La manovra di Heimlich è una tecnica atta a liberare le vie aeree ostruite da qualche
oggetto, spesso risulta efficace per risolvere rapidamente i casi di soffocamento, il suo
nome deriva da Henry Heimlich che fu il primo a descriverla nel 1974 anche se le nuove
linee guida del primo soccorso hanno ridimensionato la sua importanza.
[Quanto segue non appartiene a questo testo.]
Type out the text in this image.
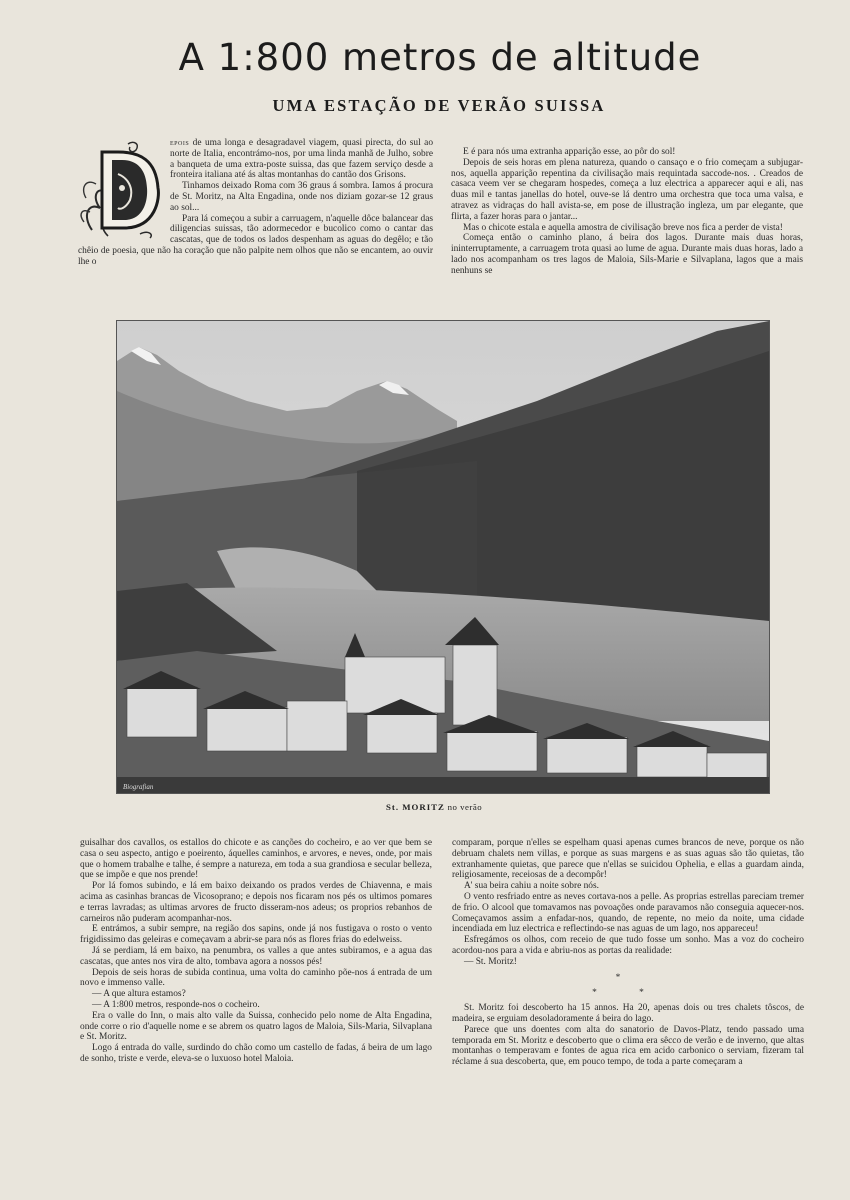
A 1:800 metros de altitude
UMA ESTAÇÃO DE VERÃO SUISSA

epois de uma longa e desagradavel viagem, quasi pirecta, do sul ao norte de Italia, encontrámo-nos, por uma linda manhã de Julho, sobre a banqueta de uma extra-poste suissa, das que fazem serviço desde a fronteira italiana até ás altas montanhas do cantão dos Grisons.

Tinhamos deixado Roma com 36 graus á sombra. Iamos á procura de St. Moritz, na Alta Engadina, onde nos diziam gozar-se 12 graus ao sol...

Para lá começou a subir a carruagem, n'aquelle dôce balancear das diligencias suissas, tão adormecedor e bucolico como o cantar das cascatas, que de todos os lados despenham as aguas do degêlo; e tão chêio de poesia, que não ha coração que não palpite nem olhos que não se encantem, ao ouvir lhe o

E é para nós uma extranha apparição esse, ao pôr do sol!

Depois de seis horas em plena natureza, quando o cansaço e o frio começam a subjugar-nos, aquella apparição repentina da civilisação mais requintada saccode-nos. . Creados de casaca veem ver se chegaram hospedes, começa a luz electrica a apparecer aqui e ali, nas duas mil e tantas janellas do hotel, ouve-se lá dentro uma orchestra que toca uma valsa, e atravez as vidraças do hall avista-se, em pose de illustração ingleza, um par elegante, que flirta, a fazer horas para o jantar...

Mas o chicote estala e aquella amostra de civilisação breve nos fica a perder de vista!

Começa então o caminho plano, á beira dos lagos. Durante mais duas horas, ininterruptamente, a carruagem trota quasi ao lume de agua. Durante mais duas horas, lado a lado nos acompanham os tres lagos de Maloia, Sils-Marie e Silvaplana, lagos que a mais nenhuns se

Biografian
St. MORITZ no verão

guisalhar dos cavallos, os estallos do chicote e as canções do cocheiro, e ao ver que bem se casa o seu aspecto, antigo e poeirento, áquelles caminhos, e arvores, e neves, onde, por mais que o homem trabalhe e talhe, é sempre a natureza, em toda a sua grandiosa e secular belleza, que se impõe e que nos prende!

Por lá fomos subindo, e lá em baixo deixando os prados verdes de Chiavenna, e mais acima as casinhas brancas de Vicosoprano; e depois nos ficaram nos pés os ultimos pomares e terras lavradas; as ultimas arvores de fructo disseram-nos adeus; os proprios rebanhos de carneiros não puderam acompanhar-nos.

E entrámos, a subir sempre, na região dos sapins, onde já nos fustigava o rosto o vento frigidissimo das geleiras e começavam a abrir-se para nós as flores frias do edelweiss.

Já se perdiam, lá em baixo, na penumbra, os valles a que antes subiramos, e a agua das cascatas, que antes nos vira de alto, tombava agora a nossos pés!

Depois de seis horas de subida continua, uma volta do caminho põe-nos á entrada de um novo e immenso valle.

— A que altura estamos?

— A 1:800 metros, responde-nos o cocheiro.

Era o valle do Inn, o mais alto valle da Suissa, conhecido pelo nome de Alta Engadina, onde corre o rio d'aquelle nome e se abrem os quatro lagos de Maloia, Sils-Maria, Silvaplana e St. Moritz.

Logo á entrada do valle, surdindo do chão como um castello de fadas, á beira de um lago de sonho, triste e verde, eleva-se o luxuoso hotel Maloia.

comparam, porque n'elles se espelham quasi apenas cumes brancos de neve, porque os não debruam chalets nem villas, e porque as suas margens e as suas aguas são tão quietas, tão extranhamente quietas, que parece que n'ellas se suicidou Ophelia, e ellas a guardam ainda, religiosamente, receiosas de a decompôr!

A' sua beira cahiu a noite sobre nós.

O vento resfriado entre as neves cortava-nos a pelle. As proprias estrellas pareciam tremer de frio. O alcool que tomavamos nas povoações onde paravamos não conseguia aquecer-nos. Começavamos assim a enfadar-nos, quando, de repente, no meio da noite, uma cidade incendiada em luz electrica e reflectindo-se nas aguas de um lago, nos appareceu!

Esfregámos os olhos, com receio de que tudo fosse um sonho. Mas a voz do cocheiro acordou-nos para a vida e abriu-nos as portas da realidade:

— St. Moritz!

*
* *

St. Moritz foi descoberto ha 15 annos. Ha 20, apenas dois ou tres chalets tôscos, de madeira, se erguiam desoladoramente á beira do lago.

Parece que uns doentes com alta do sanatorio de Davos-Platz, tendo passado uma temporada em St. Moritz e descoberto que o clima era sêcco de verão e de inverno, que altas montanhas o temperavam e fontes de agua rica em acido carbonico o serviam, fizeram tal réclame á sua descoberta, que, em pouco tempo, de toda a parte começaram a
E una manovra da praticare solo nelle persone coscienti, si applica
esercitando una pressione con le mani sotto il diaframma, ciò provoca anche una compressione
dei polmoni e quindi a sua volta una pressione su qualsiasi cosa si trovi nella trachea che
quindi ne provoca un'espulsione, in poche parole è come un potente colpo di tosse.
La manovra di Heimlich è molto invasiva e può arrecare seri danni alla
persona infortunata quindi non va mai praticata su una persona che respira e che è
in grado di parlare o tossire ed anche se non si è in grado di praticarla.
Su una persona in piedi il soccorritore si posiziona alle spalle
dell'infortunato e lo cinge con le braccia intorno ai fianchi sotto le braccia e
posizionando il pugno chiuso tra lo sterno e l'ombelico, dopodiche preme in modo
forte e ripetuto verso l'alto finché l'oggetto che ostruisce le vie aeree non viene
espulso.
Su se stessi la si può praticare con la stessa tecnica descritta
poc'anzi, mettendo una mano chiusa a pugno contro il proprio addome mentre l'altra
mano l'afferra e la spinge verso l'altro; oppure si può usare un oggetto come una sedia
o simili in cui ci si può poggiare e quindi spingere verso il basso.
Su un bambino inferiore ad un anno al posto del pugno si utilizzano
l'indice e il medio, si posiziona supinamente e si esercita la pressione facendo
tutto con molta attenzione e delicatezza per non arrecare danni agli organi interni;
questa manovra va effettuata solo dopo aver tentato di liberare le vie aeree tenendo
il bambino per i piedi a testa in giù e avendo dato dei colpetti sulla schiena.